UTILITIES
Easton Royal has always enjoyed a constant supply of water stored underground even in long periods of drought. A map of 1886 shows the whereabouts of seventeen wells in the village providing each dwelling with easy access to a pump.
Alec Choules remembered as a child drawing water each Sunday morning sufficient to fill the copper boiler (4 buckets), two baths (5 or 6 buckets), earthenware pans indoors (2 buckets) and another 2 buckets left standing. Sometimes the bucket would come off its chain and fall to the bottom of the well, which meant fishing for it with some grabs called nippers attached to a clothes line – a frustrating way for a young lad to spend his morning off school.
Water for the farms, however, was more problematical - the supply had to be pumped from wells and taken by horse and cart to fill troughs for the animals in the fields, cool milk in dairies and clean down farmyards.
This time-consuming situation led to an unusual alliance in 1908 when eight village farmers worked together to establish the Easton Royal Waterworks, with the purpose of pumping water round the village through a network of pipes and thus saving all those involved a great deal of trouble.
A large well was sunk in the middle of a field on Conygyre Farm on the high north side of the main road, fenced around with barbed wire and a windmill was erected. When there was enough wind, water was pumped by the windmill but at other times one of the first diesel engines in the country was used. The blacksmith, Jim Kimber who lived in one of the nearby Breach cottages, would be called upon to heat the engine with a blowlamp to make it hot enough to start the pump.
Farmers paid for their water according to the size of farm and the number of animals kept. From then on water for dairies, field troughs, some of the luckier houses and here and there even in a garden, could be obtained from the luxury of a tap.
On one occasion, the pump failed when a cow managed to fall into the well. Users had to go to back to their old methods until the body was recovered, the well cleaned out and a new pump fitted. What else the well contained at that time no-one dared to ask, but people were advised to add chlorine to their water for several days afterwards.
The water supply was a little erratic due to a lack of knowledge regarding the siting of stopcocks to control the flow. The original plans of the pipe network had been entrusted to the vicar who subsequently departed to an address unknown, taking the plans with him.

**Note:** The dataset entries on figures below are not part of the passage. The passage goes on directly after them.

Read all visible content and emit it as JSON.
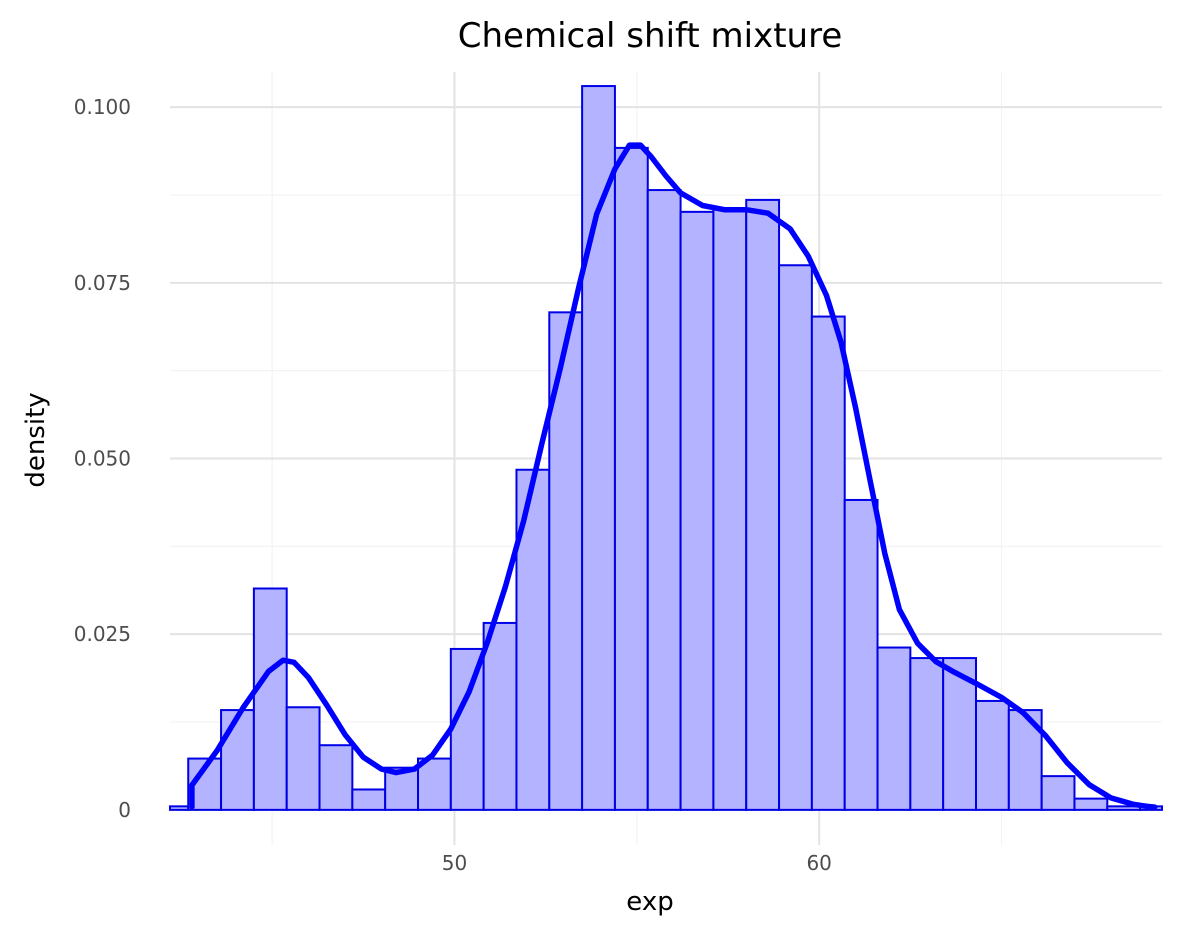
{
  "chart_data": {
    "type": "bar",
    "title": "Chemical shift mixture",
    "xlabel": "exp",
    "ylabel": "density",
    "xlim": [
      42.2,
      69.4
    ],
    "ylim": [
      -0.005,
      0.105
    ],
    "grid": true,
    "legend": "none",
    "x_ticks": [
      {
        "value": 50,
        "label": "50"
      },
      {
        "value": 60,
        "label": "60"
      }
    ],
    "y_ticks": [
      {
        "value": 0,
        "label": "0"
      },
      {
        "value": 0.025,
        "label": "0.025"
      },
      {
        "value": 0.05,
        "label": "0.050"
      },
      {
        "value": 0.075,
        "label": "0.075"
      },
      {
        "value": 0.1,
        "label": "0.100"
      }
    ],
    "bin_edges": [
      42.2,
      42.7,
      43.6,
      44.5,
      45.4,
      46.3,
      47.2,
      48.1,
      49.0,
      49.9,
      50.8,
      51.7,
      52.6,
      53.5,
      54.4,
      55.3,
      56.2,
      57.1,
      58.0,
      58.9,
      59.8,
      60.7,
      61.6,
      62.5,
      63.4,
      64.3,
      65.2,
      66.1,
      67.0,
      67.9,
      68.8,
      69.4
    ],
    "values": [
      0.0005,
      0.0073,
      0.0142,
      0.0315,
      0.0146,
      0.0092,
      0.0029,
      0.006,
      0.0073,
      0.0229,
      0.0266,
      0.0484,
      0.0708,
      0.103,
      0.0942,
      0.0882,
      0.0851,
      0.0856,
      0.0868,
      0.0775,
      0.0702,
      0.0441,
      0.0231,
      0.0216,
      0.0216,
      0.0155,
      0.0142,
      0.0048,
      0.0016,
      0.0005,
      0.0005
    ],
    "density_curve": {
      "x": [
        42.8,
        42.8,
        43.5,
        44.2,
        44.9,
        45.3,
        45.6,
        46.0,
        46.5,
        47.0,
        47.5,
        48.0,
        48.4,
        48.9,
        49.4,
        49.9,
        50.4,
        50.9,
        51.4,
        51.9,
        52.4,
        52.9,
        53.4,
        53.9,
        54.4,
        54.8,
        55.1,
        55.4,
        55.8,
        56.2,
        56.8,
        57.4,
        58.0,
        58.6,
        59.2,
        59.7,
        60.2,
        60.6,
        61.0,
        61.4,
        61.8,
        62.2,
        62.7,
        63.2,
        63.7,
        64.3,
        65.0,
        65.6,
        66.2,
        66.8,
        67.4,
        68.0,
        68.6,
        69.0,
        69.2
      ],
      "y": [
        0.0004,
        0.0035,
        0.0085,
        0.0145,
        0.0197,
        0.0213,
        0.021,
        0.0188,
        0.0149,
        0.0107,
        0.0075,
        0.0058,
        0.0053,
        0.0058,
        0.0078,
        0.0115,
        0.0168,
        0.0238,
        0.0318,
        0.0412,
        0.0522,
        0.0628,
        0.0742,
        0.0848,
        0.0912,
        0.0946,
        0.0946,
        0.0929,
        0.0902,
        0.0878,
        0.086,
        0.0854,
        0.0854,
        0.0849,
        0.0827,
        0.0788,
        0.0732,
        0.0665,
        0.0572,
        0.0468,
        0.0365,
        0.0285,
        0.0237,
        0.0211,
        0.0196,
        0.018,
        0.016,
        0.0138,
        0.0106,
        0.0067,
        0.0036,
        0.0017,
        0.0008,
        0.0005,
        0.0004
      ]
    },
    "colors": {
      "bar_fill": "#b3b3ff",
      "bar_stroke": "#0000e6",
      "curve": "#0000ff",
      "major_grid": "#e3e3e3",
      "minor_grid": "#f3f3f3"
    }
  }
}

Although some people had by now installed chemical type toilets, it was still generally the era of earth closets often placed at the end of very long gardens and shared with other cottages.
In 1929 electricity arrived in the village with the National Grid pylons marching down the valley. The Wessex Electricity Company operated a scheme whereby for a quarterly rent of 11s 10d (59p) householders could have three light fittings and a plug installed free of charge, with a tariff of one penny per unit of power used.
The majority of villagers were persuaded that the ‘electric’ was a good thing, but some elderly couples were worried about fire and drew the line at having their bedrooms wired up, preferring to continue to go to bed with candles and oil lamps. One old man refused to let his son buy him an electric fire as he reasoned ‘you can’t spit into one of them things’. Most people now became aware of ‘the wireless’ – gradually the sound quality improved, the price came down and aerial poles were erected in back gardens.
It was not until the 1950s that street lighting, mains water and a sewerage system were installed for the comfort of villagers.